Nigdy nie przejmowała się faktem, że zasób spodni i bluz znacząco przekracza ilość sukienek czy spódniczek w jej szafie.
Po co komu ciuchy, które są niewygodne, prawda? I tak pół dnia musi przechodzić w znienawidzonym, gryzącym mundurku, ale mniejsza o to.
Czasem po prostu przychodzą takie chwile, kiedy ładna sukienka jest niezbędna, ale okazuje, że w szafie brak czegokolwiek ciekawego.
A może to z nią było coś nie tak? Nawet w najładniejszej kreacji wyglądała jak wymiętoszona po treningu maskotka drużyny, a przecież nie uprawia sportu, na Boga!

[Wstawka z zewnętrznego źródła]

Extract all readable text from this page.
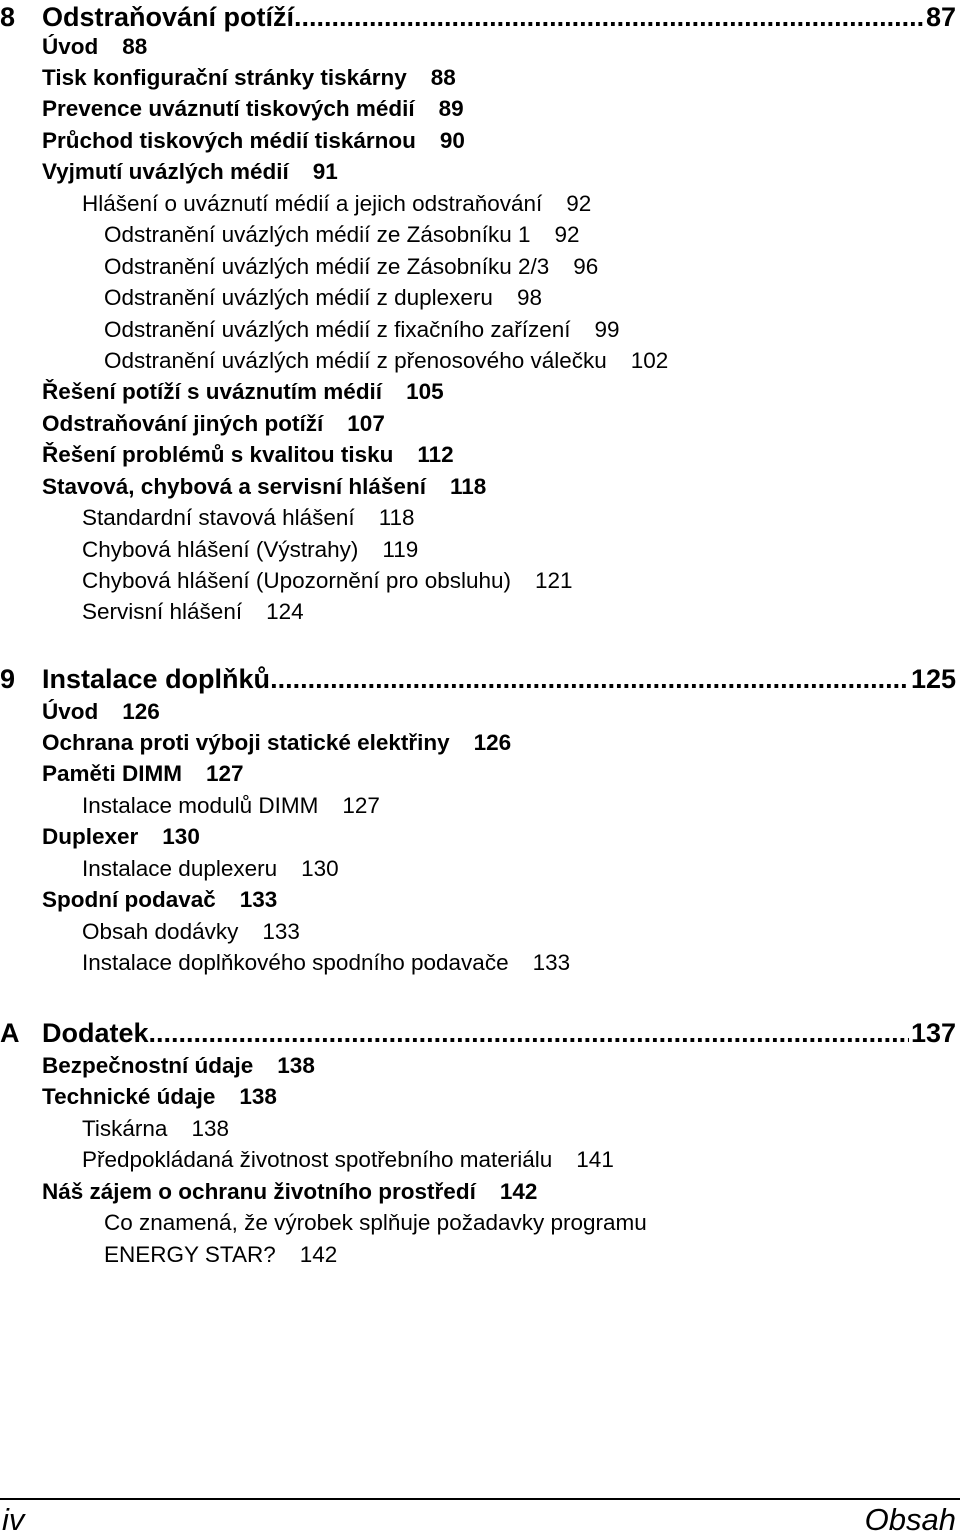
8 Odstraňování potíží .....	87
Úvod 88
Tisk konfigurační stránky tiskárny 88
Prevence uváznutí tiskových médií 89
Průchod tiskových médií tiskárnou 90
Vyjmutí uvázlých médií 91
Hlášení o uváznutí médií a jejich odstraňování 92
Odstranění uvázlých médií ze Zásobníku 1 92
Odstranění uvázlých médií ze Zásobníku 2/3 96
Odstranění uvázlých médií z duplexeru 98
Odstranění uvázlých médií z fixačního zařízení 99
Odstranění uvázlých médií z přenosového válečku 102
Řešení potíží s uváznutím médií 105
Odstraňování jiných potíží 107
Řešení problémů s kvalitou tisku 112
Stavová, chybová a servisní hlášení 118
Standardní stavová hlášení 118
Chybová hlášení (Výstrahy) 119
Chybová hlášení (Upozornění pro obsluhu) 121
Servisní hlášení 124
9 Instalace doplňků .....	125
Úvod 126
Ochrana proti výboji statické elektřiny 126
Paměti DIMM 127
Instalace modulů DIMM 127
Duplexer 130
Instalace duplexeru 130
Spodní podavač 133
Obsah dodávky 133
Instalace doplňkového spodního podavače 133
A Dodatek .....	137
Bezpečnostní údaje 138
Technické údaje 138
Tiskárna 138
Předpokládaná životnost spotřebního materiálu 141
Náš zájem o ochranu životního prostředí 142
Co znamená, že výrobek splňuje požadavky programu
ENERGY STAR? 142
iv	Obsah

— Ta niebieska jest całkiem spoko — zawyrokowała Frida, przeglądając jakiś babski magazyn, który kupiła w sklepie przed przyjściem do domu Bennettów, by wesprzeć przyjaciółkę przed jakże arcyważnym wydarzeniem, jakim jest pierwsza w życiu randka.
Taka prawdziwa!
— W niebieskiej wyglądam jak wieloryb. — Skrzywiła się Cleo, spoglądając na Sheile, wyjadającą serowe chrupki z opakowania, których okruszki rozrzucała bezwstydnie po całym łóżku dziewczyny. — A ty, co sądzisz Shel?
— Co ja sądzę? — Spojrzenie Rogers mogłoby ją przepalić żywcem. — A to, że trzeba być zasranym kretynem, żeby wybierać się na randkę z Mattem, gdy można spędzić ten sam wieczór z o niebo przystojniejszym Wellingtonem.
Cleo zmarszczyła brwi, zastanawiając się, czy do jej „mądrej" koleżanki dotrze wreszcie, na czym polega gra Amora, ale prawdopodobnie próżno oczekiwać, że rychło to nastąpi.
Gdyby to Sheila została wytypowana do roli ofiary w tej grze, zapewne już przy pierwszym podejściu padłaby w ramiona Jake'a ze świętym przeświadczeniem o szczerości jego uczuć.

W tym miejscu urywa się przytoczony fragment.